HB: We should talk about Haptics, where artist Yuri Pattison invited you to make a touchable 3D hologram within his Faraday Cage project (a Faraday cage is a 19th century invention that blocks out external electric currents, which Pattison recreated as a residency space in SPACE Studios). What's the difference between this work and Human Resolution

HS: Funnily enough, they're basically the same setup. I think that the Human Resolution show is a lot more interesting for me. Haptics was just a straight desire to reproduce this technology that I'd heard about, which was this touchable hologram, which I thought was potentially quite beautiful: that you could touch something that was a simulated object hanging in the space of a gallery that wasn't actually there. I found that more poetic and emotive and moving, in a more personal sense; something that would be touching, somehow. The promotional video for that technology contained one line that was "a floating image in mid air is no longer just a dream." There's this desire to give technology a physical form so there's at least there's something that will push back at you. I think I found that profound, in a way, because it means that people still desire each other, even if it's so mediated that they just desire to create some kind of holographic representation of something. It still speaks to a genuine desire for conjunctive social experience.

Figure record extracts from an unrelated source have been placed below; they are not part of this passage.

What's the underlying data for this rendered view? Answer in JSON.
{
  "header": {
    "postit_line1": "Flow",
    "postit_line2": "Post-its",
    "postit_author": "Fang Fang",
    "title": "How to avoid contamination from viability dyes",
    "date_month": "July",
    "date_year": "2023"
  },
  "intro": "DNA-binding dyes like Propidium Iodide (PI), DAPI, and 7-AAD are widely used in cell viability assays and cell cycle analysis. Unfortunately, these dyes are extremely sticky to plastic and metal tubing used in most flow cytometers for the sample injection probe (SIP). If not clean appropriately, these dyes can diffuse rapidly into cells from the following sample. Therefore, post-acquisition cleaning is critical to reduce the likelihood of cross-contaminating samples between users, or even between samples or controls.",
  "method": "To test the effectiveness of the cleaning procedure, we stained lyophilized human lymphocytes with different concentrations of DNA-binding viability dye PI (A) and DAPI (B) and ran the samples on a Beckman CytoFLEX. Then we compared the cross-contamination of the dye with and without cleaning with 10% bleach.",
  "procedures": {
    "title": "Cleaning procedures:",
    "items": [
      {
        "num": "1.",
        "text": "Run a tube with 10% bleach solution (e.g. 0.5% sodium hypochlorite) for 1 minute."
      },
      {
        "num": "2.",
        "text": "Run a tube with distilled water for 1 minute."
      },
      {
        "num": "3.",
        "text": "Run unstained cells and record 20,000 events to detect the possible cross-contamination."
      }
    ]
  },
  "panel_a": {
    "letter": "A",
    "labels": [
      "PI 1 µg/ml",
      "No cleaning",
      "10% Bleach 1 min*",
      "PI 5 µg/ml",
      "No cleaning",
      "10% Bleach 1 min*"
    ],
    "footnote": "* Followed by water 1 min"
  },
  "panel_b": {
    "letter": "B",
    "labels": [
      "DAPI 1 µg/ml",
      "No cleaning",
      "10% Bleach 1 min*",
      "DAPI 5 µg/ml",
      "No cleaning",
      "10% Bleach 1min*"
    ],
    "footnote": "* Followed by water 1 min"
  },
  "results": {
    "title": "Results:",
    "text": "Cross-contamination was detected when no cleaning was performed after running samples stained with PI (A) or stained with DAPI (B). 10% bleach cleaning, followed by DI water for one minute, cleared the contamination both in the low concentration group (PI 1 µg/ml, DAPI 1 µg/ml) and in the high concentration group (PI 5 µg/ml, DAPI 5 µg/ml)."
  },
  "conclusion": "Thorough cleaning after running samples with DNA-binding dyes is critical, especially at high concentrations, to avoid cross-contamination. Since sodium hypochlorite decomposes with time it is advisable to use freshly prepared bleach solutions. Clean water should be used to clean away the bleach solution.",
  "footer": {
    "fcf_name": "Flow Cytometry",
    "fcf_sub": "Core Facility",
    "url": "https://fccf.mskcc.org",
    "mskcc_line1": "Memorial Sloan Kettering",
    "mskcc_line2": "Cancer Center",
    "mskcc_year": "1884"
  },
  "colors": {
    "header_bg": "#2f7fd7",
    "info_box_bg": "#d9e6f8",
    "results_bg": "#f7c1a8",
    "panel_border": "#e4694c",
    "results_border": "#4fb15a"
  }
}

Human Resolution's a bit more negative, saying "look at you here as nothing but data". There's that Ashbery poem we were reading the other day where he says "much that is beautiful must be discarded so that we may resemble a taller impression of ourselves." There's a constant aspiration toward this image we've created of ourselves that we can't ever quite get to which is this, I suppose, want or desire: the "big other." You can't ever get it, you can't touch it. And data and Cloud computing perfectly fits into that as an ideological form because it's completely inaddressible. 

The work is also counter-narrative in a way—it's not a finished work, it requires the presence of somebody to be there; it's not a film, it's not a sculpture, it's not a thing. Even if what it's exposing is quite a dehumanizing, digitizing process, it's still an artwork that's activated by the viewer's presence. The desire to make machines instantly responsive to the body plays on a strange sort of humanism, which is so close to digital property protection. We have these swipe screens and fingerprint scans under the remit of protecting oneself against identity theft, but it's also the protection of private property, which is inseparable from force in some sense.

In terms of the image used, in both, they're again playing on these ideas of touch and communication. I find it interesting because it references what you're doing with the object as you try and get the image to come out of it. You're kind of implicated in the image as well.

Flexible Display, 2013, CSM, London. Video installation: digital video, projector, water vapor, wood, plastic.

Age: 26

Location: London 

How/when did you begin working creatively with technology? Started making websites when I was 15, because of getting an internet connection, and so taught myself HTML by copying and pasting stuff from other websites. 

Where did you go to school? What did you study? Central St Martins—Fine Art.  

What do you do for a living or what occupations have you held previously? I've worked in shops, a petrol station, the Tate Modern, and right now in a pub. 

What does your desktop or workspace look like? I just work wherever I am / I don't have one. Right now I share one large desk with my flatmates and we have some plants which is great.